Could Financial Fair Play Rules Force Neymar to Stay in Barcelona?
Wednesday night at FedEx Field in Washington D.C., Spanish soccer giant Barcelona played a friendly match against the English football club Manchester United. The game ended in a 1-0 victory for Barcelona, with the only goal coming from Brazilian forward Neymar, who was able to put pressure on the ball and escape multiple defenders in order to score a beautiful goal. Neymar has been a catalyst for his team since arriving in 2013, bringing nine trophies in just three years to Barcelona. But it appears that the superstar striker may be on the move.
Over the past week, there have been multiple reports that Neymar is interested in joining French football club Paris St.-Germain (PSG). The team plans on activating Barcelona’s €222 million release clause, as well as a potential transfer payment of €196 million. PSG would also pay Neymar’s wages of €30 million a year for the next five years, as well as a €40 million fee to his father, who acts as his agent. The entire deal could amount to €450 million, which would obliterate the previous transfer payment record, set by Manchester United, which payed €105 million for French midfielder Paul Pogba last summer.

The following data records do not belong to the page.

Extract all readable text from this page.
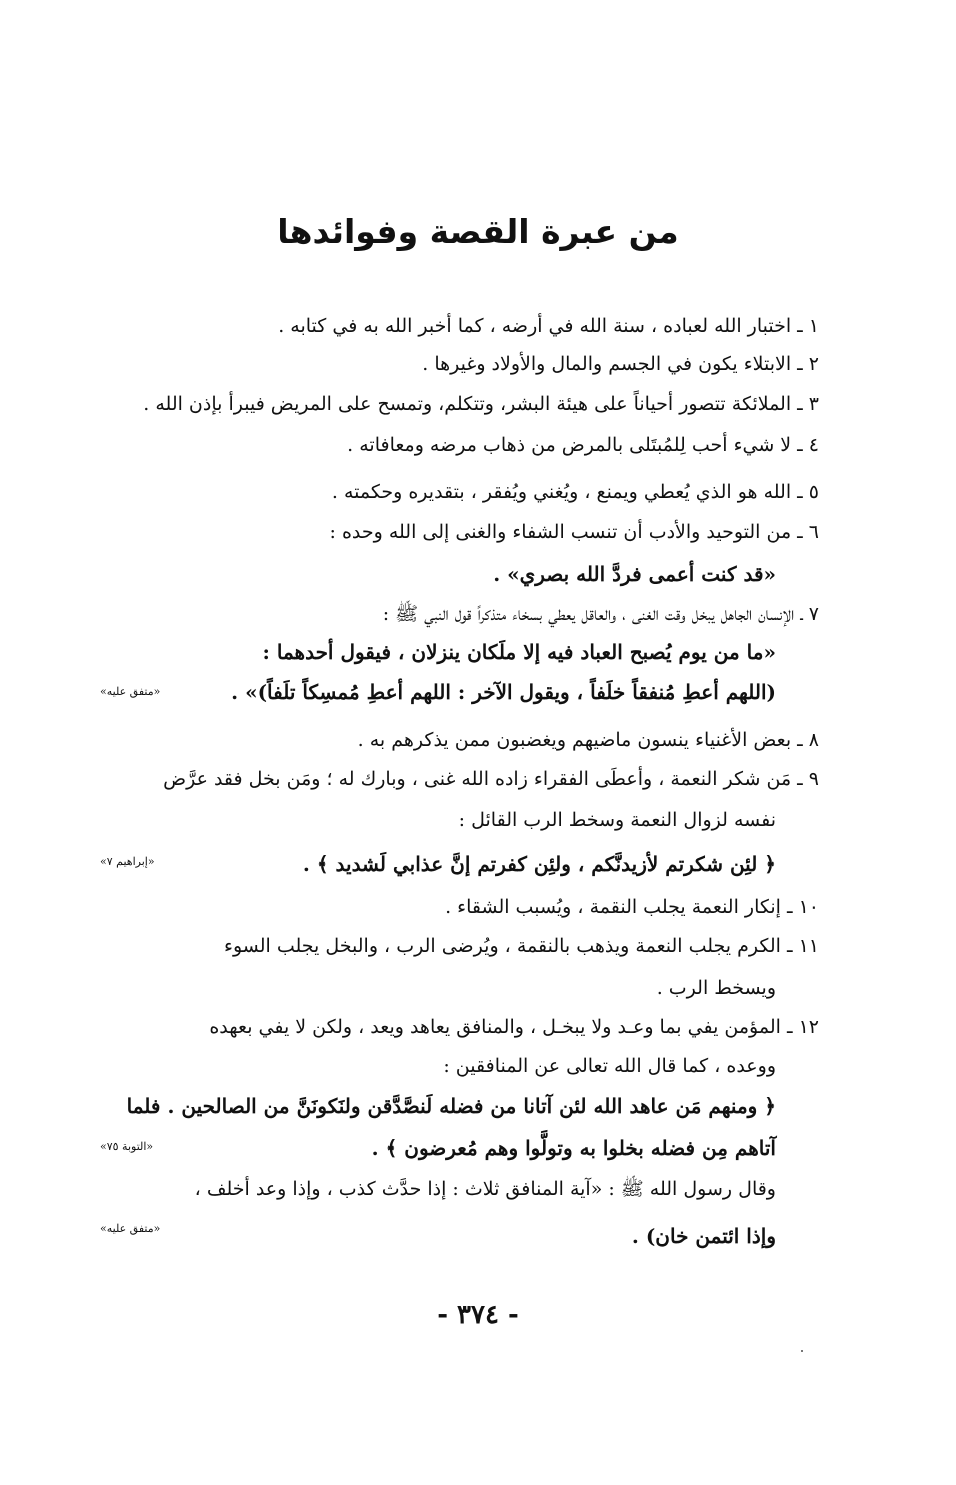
من عبرة القصة وفوائدها
١ ـ اختبار الله لعباده ، سنة الله في أرضه ، كما أخبر الله به في كتابه .
٢ ـ الابتلاء يكون في الجسم والمال والأولاد وغيرها .
٣ ـ الملائكة تتصور أحياناً على هيئة البشر، وتتكلم، وتمسح على المريض فيبرأ بإذن الله .
٤ ـ لا شيء أحب لِلمُبتَلى بالمرض من ذهاب مرضه ومعافاته .
٥ ـ الله هو الذي يُعطي ويمنع ، ويُغني ويُفقر ، بتقديره وحكمته .
٦ ـ من التوحيد والأدب أن تنسب الشفاء والغنى إلى الله وحده :
«قد كنت أعمى فردَّ الله بصري» .
٧ ـ الإنسان الجاهل يبخل وقت الغنى ، والعاقل يعطي بسخاء متذكراً قول النبي ﷺ :
«ما من يوم يُصبح العباد فيه إلا ملَكان ينزلان ، فيقول أحدهما :
(اللهم أعطِ مُنفقاً خلَفاً ، ويقول الآخر : اللهم أعطِ مُمسِكاً تلَفاً)» .
«متفق عليه»
٨ ـ بعض الأغنياء ينسون ماضيهم ويغضبون ممن يذكرهم به .
٩ ـ مَن شكر النعمة ، وأعطَى الفقراء زاده الله غنى ، وبارك له ؛ ومَن بخل فقد عرَّض
نفسه لزوال النعمة وسخط الرب القائل :
﴿ لئِن شكرتم لأزيدنَّكم ، ولئِن كفرتم إنَّ عذابي لَشديد ﴾ .
«إبراهيم ٧»
١٠ ـ إنكار النعمة يجلب النقمة ، ويُسبب الشقاء .
١١ ـ الكرم يجلب النعمة ويذهب بالنقمة ، ويُرضى الرب ، والبخل يجلب السوء
ويسخط الرب .
١٢ ـ المؤمن يفي بما وعـد ولا يبخـل ، والمنافق يعاهد ويعد ، ولكن لا يفي بعهده
ووعده ، كما قال الله تعالى عن المنافقين :
﴿ ومنهم مَن عاهد الله لئن آتانا من فضله لَنصَّدَّقن ولنَكونَنَّ من الصالحين . فلما
آتاهم مِن فضله بخلوا به وتولَّوا وهم مُعرضون ﴾ .
«التوبة ٧٥»
وقال رسول الله ﷺ : «آية المنافق ثلاث : إذا حدَّث كذب ، وإذا وعد أخلف ،
وإذا ائتمن خان) .
«متفق عليه»
- ٣٧٤ -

However, some sources say that a decision has not been made yet because Neymar and his associates are concerned that the deal may violate the Financial Fair Play rules. Before he signs the deal with PSG, Neymar reportedly wants assurances that he will not be investigated by the Union of European Football Associations (UEFA), European soccer’s governing body.
Financial Fair Play is a financial reform established by former UEFA President Michel Platini in 2010, in response to the growing number of teams running huge debts and declaring bankruptcy.
The rule requires clubs to balance spending with revenue. The end goal is for a club to break even for every three-year assessment period. However, clubs are allowed to spend more than they take in if the excess expenditure “is entirely covered by a direct contribution/payment from the club owner(s) or a related party.” Under FFP regulations, players’ wages are not allowed to exceed 70 percent of the club’s income.
If a soccer club is found to be in violation of FFP regulations, the consequences can be severe. Teams and individual players can be banned from participating in major UEFA competitions, and the UEFA can withhold a club’s revenue. PSG was previously found to be in violation of FFP rules, and was fined €60 million.
During the 2015-16 season, PSG made €105 million, and players’ wages made up about 54 percent of the club’s income. But even if PSG absorbed Neymar’s massive contract, the club’s total wages would be 65 percent of its income, which would put them in compliance with FFP regulations.
The overall problem posed by the transfer would be the addition of €100 million in expenditures just from adding Neymar this year alone. But PSG is confident that bringing in a player of Neymar’s caliber and popularity would dramatically increase merchandising sales for the club, which would help offset his massive fee. Neymar is one of the most marketable and recognizable sports figures in the world–he has 78.6 million Instagram followers.
To make up for their Neymar-related spending, PSG can offload some of its more expensive players. But so far, according to Andrea Traverso, the head of UEFA’s club licensing committee and financial fair play, PSG has been following the FFP regulations. As long as the club is able to break even on the deal, the UEFA has no problem with it spending €450 million for one player.